With the current law $600 per person payments, this slow phaseout eliminates payments for most higher earners. For example, payments would cut off completely at $174,000 for a childless couple and $210,000 for a couple with 3 children. 

  Single Adult Married Couple

No Children
Married Couple

1 Child
Married Couple

2 Children
Married Couple

3 Children
Married Couple

5 Children
Single Parent

2 Children
Income Where Checks Are Fully Phased Out
CASH Act ($2,000/person) $115,000 $230,000 $270,000 $310,000 $350,000 $430,000 $232,500
Response Act ($600/person) $87,000 $174,000 $186,000 $198,000 $210,000 $234,000 $148,500
CARES ($1,200/adult, $500/child) $99,000 $198,000 $208,000 $218,000 $228,000 $248,000 $156,500
Size of Rebate under CASH Act
$50,000 income $2,000 $4,000 $6,000 $8,000 $10,000 $14,000 $6,000
$100,000 income $750 $4,000 $6,000 $8,000 $10,000 $14,000 $6,000
$150,000 income $0 $4,000 $6,000 $8,000 $10,000 $14,000 $4,125
$200,000 income $0 $1,500 $3,500 $5,500 $7,500 $11,500 $1,625
$250,000 income $0 $0 $1,000 $3,000 $5,000 $9,000 $0
$300,000 income $0 $0 $0 $500 $2,500 $6,500 $0
$350,000 income $0 $0 $0 $0 $0 $4,000 $0

However, increasing payments to $2,000 per person without changing the phaseout results in a substantially higher income cut off. Under the CASH Act, a childless couple making up to $230,000 would collect some benefits. A family of five would receive a payment as long as they made less than $350,000. In fact, a family of five making $250,000 would receive $5,000 under the CASH Act. That’s more than was paid to a middle-class family of five under the March CARES Act ($3,900), the recent Relief & Response Act ($3,000), and more than will be paid to one worker in supplemental unemployment benefits under the Relief & Response Act ($3,300).

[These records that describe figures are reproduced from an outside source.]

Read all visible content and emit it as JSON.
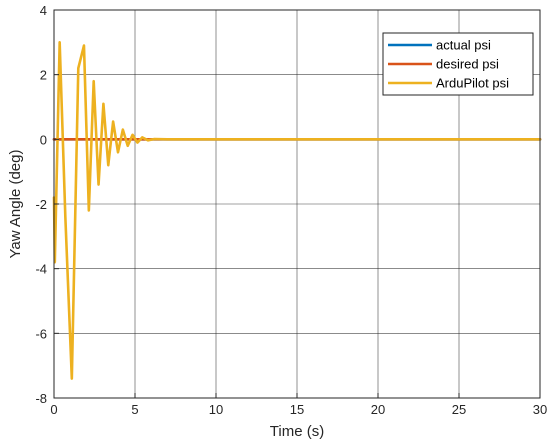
{
  "chart_data": {
    "type": "line",
    "title": "",
    "xlabel": "Time (s)",
    "ylabel": "Yaw Angle (deg)",
    "xlim": [
      0,
      30
    ],
    "ylim": [
      -8,
      4
    ],
    "xticks": [
      0,
      5,
      10,
      15,
      20,
      25,
      30
    ],
    "yticks": [
      -8,
      -6,
      -4,
      -2,
      0,
      2,
      4
    ],
    "grid": true,
    "legend_position": "top-right",
    "series": [
      {
        "name": "actual psi",
        "color": "#0072BD",
        "x": [
          0,
          30
        ],
        "y": [
          0,
          0
        ]
      },
      {
        "name": "desired psi",
        "color": "#D95319",
        "x": [
          0,
          1.0,
          1.01,
          30
        ],
        "y": [
          0,
          0,
          0,
          0
        ]
      },
      {
        "name": "ArduPilot psi",
        "color": "#EDB120",
        "x": [
          0,
          0.05,
          0.35,
          0.7,
          1.1,
          1.5,
          1.85,
          2.15,
          2.45,
          2.75,
          3.05,
          3.35,
          3.65,
          3.95,
          4.25,
          4.55,
          4.85,
          5.15,
          5.45,
          5.8,
          6.2,
          7.0,
          8.0,
          30
        ],
        "y": [
          -1.8,
          -3.8,
          3.0,
          -2.4,
          -7.4,
          2.2,
          2.9,
          -2.2,
          1.8,
          -1.4,
          1.1,
          -0.8,
          0.55,
          -0.4,
          0.3,
          -0.2,
          0.14,
          -0.1,
          0.06,
          -0.03,
          0.01,
          0,
          0,
          0
        ]
      }
    ]
  }
}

Even though higher earning households would be more likely to receive payments with $2,000 per person checks, the size of those payments would decline at higher incomes. Checks would rarely be available for families at the very top of the income spectrum. For example, a household with income of $500,000 would need to include nine people to collect $500 in benefits, for example. The Tax Policy Center estimates the average rebate would increase with income up to households between the 80th and 90th percentile due to family size, but decline after that so that few in the top 1 percent receive any rebate.

Policymakers could adjust the phaseout in any number of ways to reduce benefits for higher earning households. For example, the checks could begin to phase out sooner, reduce at a faster rate, or each person’s payment could be phased out concurrently rather than consecutively.

As passed, the House proposal to expand checks to $2,000 per person would, in fact, offer substantial payments to higher earning households.